Вспомнилось Федору Пантелеевичу: когда вручали ключи от новых домов и они, девять «именинников», сидели в президиуме собрания, Куропавин вслед за заводским начальством жал всем руки, Федору Пантелеевичу сказал, лучась теплом, растроганностью: «Поздравляю, Федор Пантелеевич! Заслуженно! Вы у нас — маяк, и семья ваша — рабочие да воины. Живите! На новоселье, если не возражаете, загляну».
Федор Пантелеевич тогда, под настроенье, и ляпнул, будто кто его с поводка спустил, взбрехнул весело, даже с вызовом:
— А чего же? За божницу доброе дело дурак откладывает! Через воскресенье и будем рады, приветим, товарищ секретарь.

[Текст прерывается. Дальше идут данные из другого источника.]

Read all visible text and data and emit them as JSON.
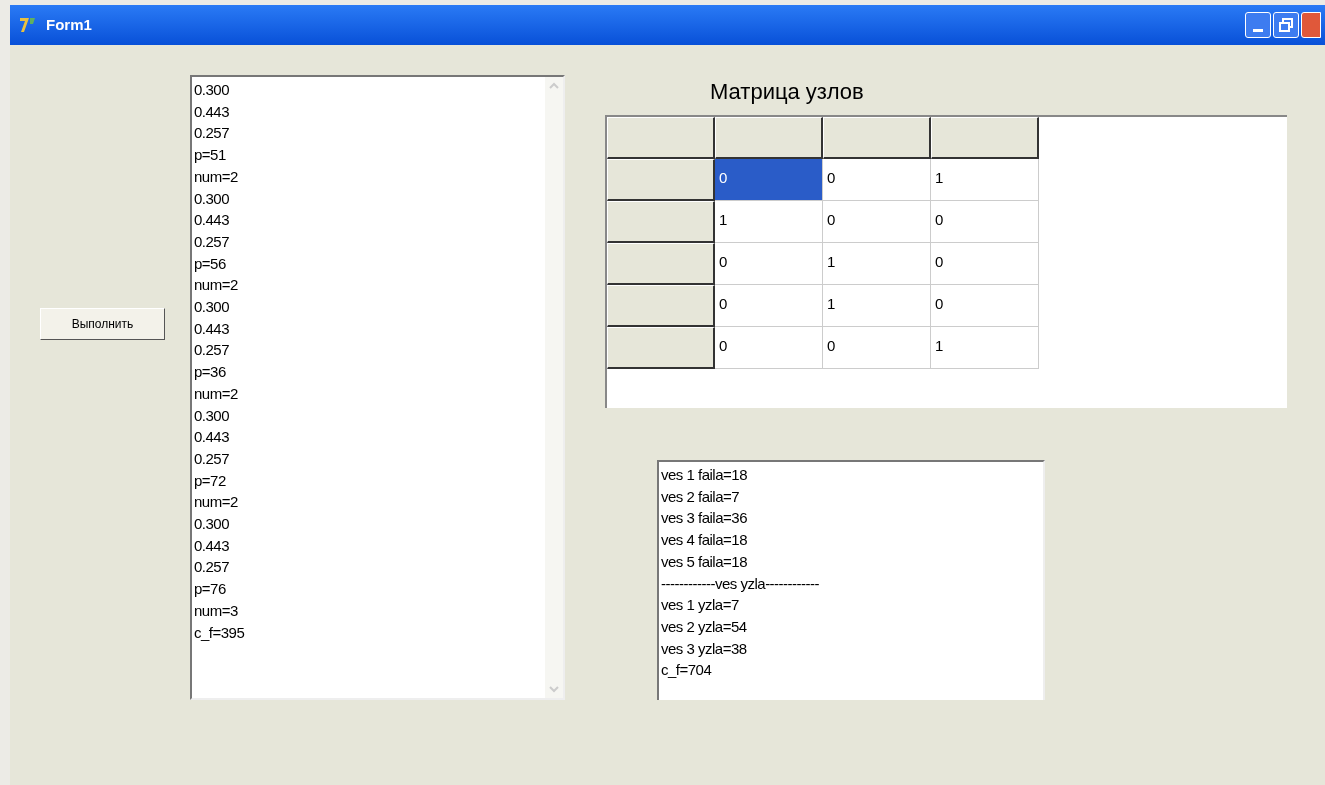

В зале после его слов раскатным прибоем прошелестело оживление, сорвались хлопки, кто-то выкрикнул:
— Этт по-нашенски, по-бергальски!
— Какое воскресенье — двадцать второго? — уточнил Куропавин, тоже поддавшись общему приподнятому настроению, еще не схлынувшему, не угасшему в рафинировочном цехе завода, какой на живую нитку приспособили для собранья, расставив скамейки, табуретки, стулья.
— Оно самое!
— Загляну. Непременно!
Теперь, думая об этом прилюдном обещании Куропавина «заглянуть», Федор Пантелеевич испытывал приятное, ненароком подступавшее жжение: не баран чихнул, коли сам секретарь нагрянет, — знать, и он, Макарычев, не седьмая спица в колеснице: свинец-то его руками делается! И выходит, башковит секретарь, коли понимает в том толк! Но тут же и осаживал себя — ломал, ровно хворостину какую, дыбившуюся гордыню, окатывал, будто студеной водой из бадейки: «Охолонь! Для форсу прилюдно сказанул, — поди раз плюнуть. Сапог пимам — не товарищ…»
Вскользь, крапивно ожигала думка о сыне Андрее: заглянет ли — тоже еще бабка надвое сказала! Вышла промеж них ссора-заваруха еще весной, тогда и съехал сын в холостяцкую комнату, сказал, что давно обещали как парторгу комбината. С тех пор Андрей глаз не казал перед Федором Пантелеевичем — наведывался, залетал накоротке, ровно метляк на свет, пригадывая, когда его, отца, не было дома. И выходит, родней-то были, да-хлеб-соль не водили.
В то, что промеж Кости и Андрея, родных братьев, встанет стена, неодолимая, прочная, будто ее отлили из свинца, что она незримо рассечет их макарычевский корень и, хочешь не хочешь, разведет две семьи, охладит и их, двух дружков — Федора Макарычева и Петра Косачева, которых повязали время и дороги гражданской войны, — во все это не верил попервости Федор Пантелеевич, а точнее, не хотел верить, отмахивался, как от зудившей мухи.